With two weeks to go until the unofficial end of summer, volume remains light as the beach trumps the trading floor.

The Big Picture 

But while Wall Street empties and Washington wrangles with gridlock,Wyoming takes center stage as the Federal Reserve holds its annual two-day meeting in Jackson Hole.  Hints of the Fed tapering its bond buying program have pushed treasury yields to 2.9%, a level not seen in three years.  Those higher interest rates have in turn unsettled equity markets and are blamed for the recent equity sell-off. 

Higher rates not only compete with stocks for investor dollars, they cut into the profits of financial concerns that have made money by borrowing money from the Federal Reserve at virtually zero and either investing in higher yielding assets or loaning that free money at a substantially higher rate.  Signs of a slowdown in the housing recovery are blamed on rising mortgage rates – although they remain at historically low levels. 

A slowdown in housing would be a drag on overall economic activity – another negative for equity markets.  However, the jury is still out and until a verdict is announced, or the Federal Reserve empties the punch bowl, the underlying fundamentals remain positive.  What’s needed is a larger pool of traders, some of whom may see the glass as half-full as opposed to half-empty. 

I, Investor 

The Federal Reserve is the dominant focus this week, with the minutes from the July 30-31 meeting due out tomorrow and the annual Jackson Hole retreat taking place without lame-duck Chairman Bernanke.
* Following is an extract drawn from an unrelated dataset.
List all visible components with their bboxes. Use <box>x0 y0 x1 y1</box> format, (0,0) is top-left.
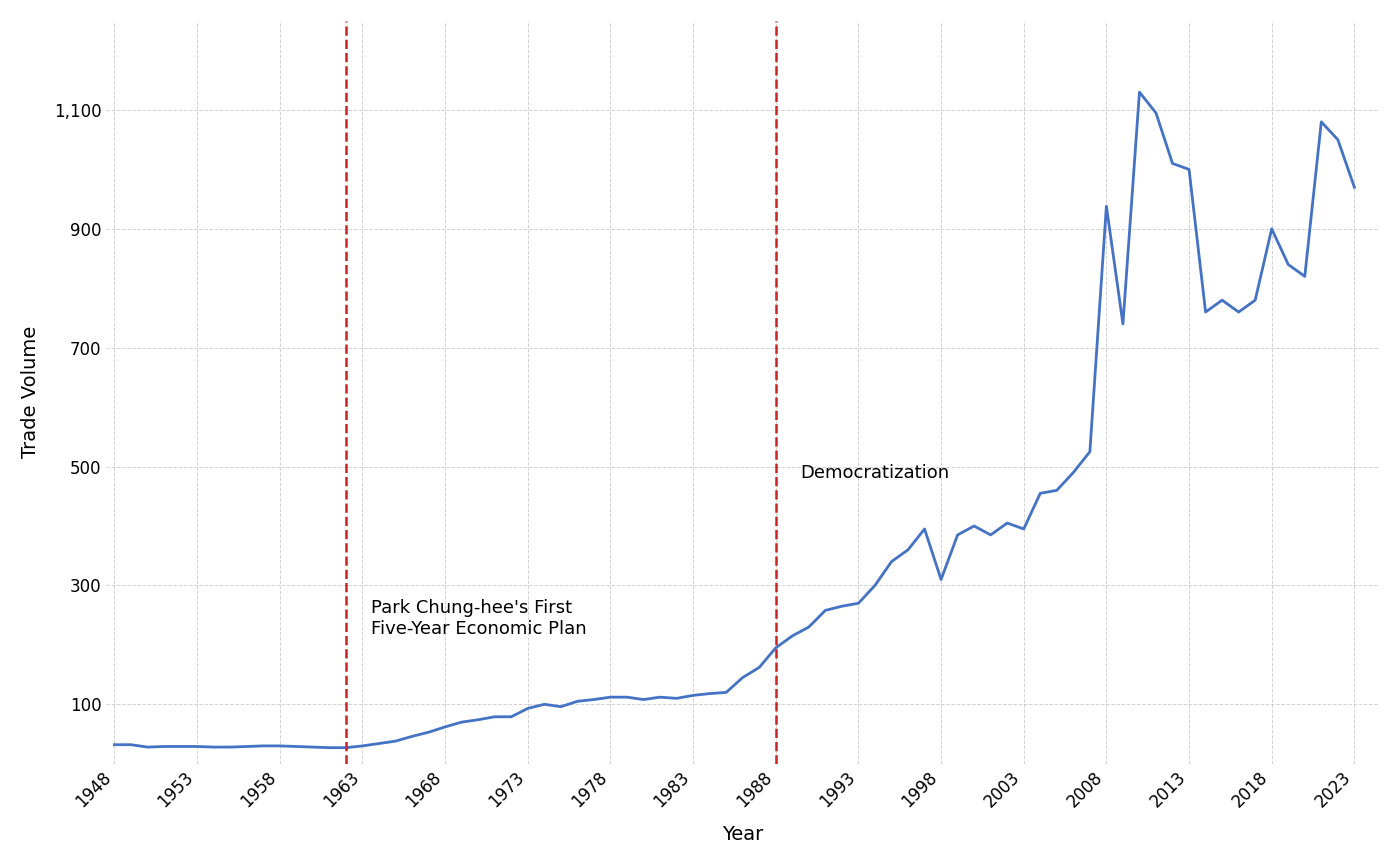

Speculation is rife regarding his replacement and when the $85 billion per month purchase of fixed-income securities will come to an end.  July existing home sales data will take a back seat to the Fed. 

Thursday has the weekly jobless claims release along with the July leading economic indicators reading.  This week ends with data on July new home sales. 

Next week starts off with July durable goods orders – orders for items designed to last three years or more.   A rise in orders portends continued economic growth.  August gauge of consumer confidence is due out Tuesday, August 27th, followed by July pending home sales on Wednesday.  Thursday, August 29th sees revisions to second quarter GDP and corporate profits data as well as weekly jobless claims.  While no early close is scheduled for equity or bond markets on Friday, expect volume to dry up after the release of July personal income and consumption figures, the Chicago purchasing manager’s index and the final August consumer sentiment reading. 

Until volume picks up and/or clarity comes from the Fed, look for range-bound action with stocks encountering resistance at the August highs and support building between the 50-day and 200-day moving averages.